Un cuento de Melina Martire sobre anécdotas e intimidades familiares tras una escena violenta. Ilustración de Tano Rios Coronelli.
Después de unas horas cuesta limpiar la sangre. Se pone seca, dura, se resiste. Por eso llevamos agua. Cuatro cuadras hicimos con el balde y las rejillas hasta el pasaje cerca de la plaza. Desde ese día habíamos empezado a dejar el auto lejos de la vista de los vecinos. Eran cerca de las doce del mediodía. A mí me tocó la puerta del acompañante. No supe bien porqué estaba tan manchada si fue solo.
Me subí adelante, mientras él revisaba las bujías. Sentada ahí veía sólo su cintura a través del capó abierto, que se movía al ritmo de la mano intentando aflojar tuercas, pasado el efecto del wd 40. Él luchando contra el óxido. Yo adentro mojando la punta de la rejilla en el balde. Yo fregando la sangre seca de la manija giratoria del vidrio, yendo en sentido inverso al reloj, al tiempo, para borrar las marcas.
Cuando terminé, abrí la guantera y le ordené los cd’s. Se me ocurrió que ponerlos por género sería un lindo gesto, aunque en ese momento no sabía con exactitud qué era un género musical, y sólo los puse de acuerdo a cómo me sonaban. Tranquilos, rápidos, lentos, bailables, para viaje de vacaciones, para fin de año, para días de frío. Música para ir a lo de la abuela o para ir al colegio.
Agachada sobre la guantera, podía ver una franja mayor de él. Las manos engrasadas y negras. La remera gris de cuello holgado, que dejaba a la vista la marca del sol del último Mar del Plata. La barba completamente afeitada le acentuaba la papada. Un extremo de la gasa pegada detrás de la oreja izquierda, que era ahora más alargada que redonda; el otro extremo de la gasa pegado cerca de la clavícula. Eran muchas capas de gasas que lo hacían parecer más obeso.

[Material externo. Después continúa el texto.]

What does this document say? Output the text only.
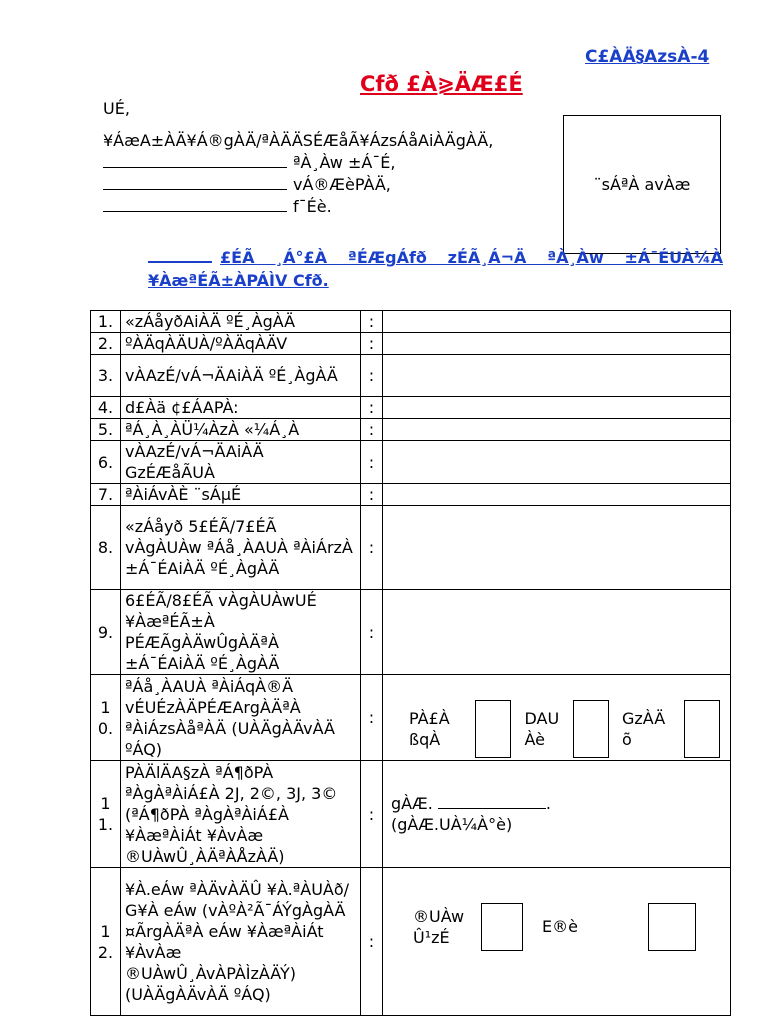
C£ÀÄ§AzsÀ-4
Cfð £À⪀ÄÆ£É
UÉ,
¥ÁæA±ÀÄ¥Á®gÀÄ/ªÀÄÄSÉÆåÃ¥ÁzsÁåAiÀÄgÀÄ,
ªÀ¸Àw ±Á¯É,
vÁ®ÆèPÀÄ,
f¯Éè.
¨sÁªÀ avÀæ
£ÉÃ ¸Á°£À ªÉÆgÁfð zÉÃ¸Á¬Ä ªÀ¸Àw ±Á¯ÉUÀ¼À
¥ÀæªÉÃ±ÀPÁÌV Cfð.
1.	«zÁåyðAiÀÄ ºÉ¸ÀgÀÄ	:	
2.	ºÀÄqÀÄUÀ/ºÀÄqÀÄV	:	
3.	vÀAzÉ/vÁ¬ÄAiÀÄ ºÉ¸ÀgÀÄ	:	
4.	d£Àä ¢£ÁAPÀ:	:	
5.	ªÁ¸À¸ÀÜ¼ÀzÀ «¼Á¸À	:	
6.	vÀAzÉ/vÁ¬ÄAiÀÄ GzÉÆåÃUÀ	:	
7.	ªÀiÁvÀÈ ¨sÁµÉ	:	
8.	«zÁåyð 5£ÉÃ/7£ÉÃ vÀgÀUÀw ªÁå¸ÀAUÀ ªÀiÁrzÀ ±Á¯ÉAiÀÄ ºÉ¸ÀgÀÄ	:	
9.	6£ÉÃ/8£ÉÃ vÀgÀUÀwUÉ ¥ÀæªÉÃ±À PÉÆÃgÀÄwÛgÀÄªÀ ±Á¯ÉAiÀÄ ºÉ¸ÀgÀÄ	:	
1 0.	ªÁå¸ÀAUÀ ªÀiÁqÀ®Ä vÉUÉzÀÄPÉÆArgÀÄªÀ ªÀiÁzsÀåªÀÄ (UÀÄgÀÄvÀÄ ºÁQ)	:	PÀ£À ßqÀ
DAU Àè
GzÀÄ õ

1 1.	PÀÄlÄA§zÀ ªÁ¶ðPÀ ªÀgÀªÀiÁ£À 2J, 2©, 3J, 3© (ªÁ¶ðPÀ ªÀgÀªÀiÁ£À ¥ÀæªÀiÁt ¥ÀvÀæ ®UÀwÛ¸ÀÄªÀÅzÀÄ)	:	gÀÆ. .
(gÀÆ.UÀ¼À°è)

1 2.	¥À.eÁw ªÀÄvÀÄÛ ¥À.ªÀUÀð/ G¥À eÁw (vÀºÀ²Ã¯ÁÝgÀgÀÄ ¤ÃrgÀÄªÀ eÁw ¥ÀæªÀiÁt ¥ÀvÀæ ®UÀwÛ¸ÀvÀPÀÌzÀÄÝ) (UÀÄgÀÄvÀÄ ºÁQ)	:	®UÀw Û¹zÉ
E®è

Unos meses más tarde contaría en una cena familiar que aquel día estaba ayudando al del primero C a arrancar el auto en la estación de servicio. Que como estaban concentrados en eso, no lo vio venir. Que el tipo de la casa de al lado de nuestro edificio, al que le molestaba que él lave el auto en la puerta, apareció de la nada, que le hizo un corte certero en el cuello con una navaja. Que ardió, ardió mucho. Que se subió al auto y manejó rápido hasta el Hospital Durand. Que le dieron diez puntos. Que el corte llegó a un centímetro de la yugular. Que todavía le tira si gira rápido el cuello, y que de ese lado no tiene sensibilidad.
En esa cena no hablé mucho. A los chicos nos sentaron más lejos porque tenemos otro modo de gestionar la conmoción. No sabía qué era la yugular, pero dicho en el tono de mi papá, sonaba como algo muy importante, casi esencial.
Cuando levantaron los platos de la mesa, me quedé mirando el mantel de pintitas negras. Se me hicieron semejantes a las gotas de sangre desparramadas en la puerta, sin lógica, igual a como encontré los cd’s aquel día.
En ese momento entendí que mi papá, así como tenía la paciencia de esparcir lubricante con una bombilla ínfima alrededor de una tuerca de difícil acceso, cuando estaba agonizando tuvo la delicadeza de subir el vidrio y trabar la puerta del lado del acompañante antes de bajarse frente al hospital.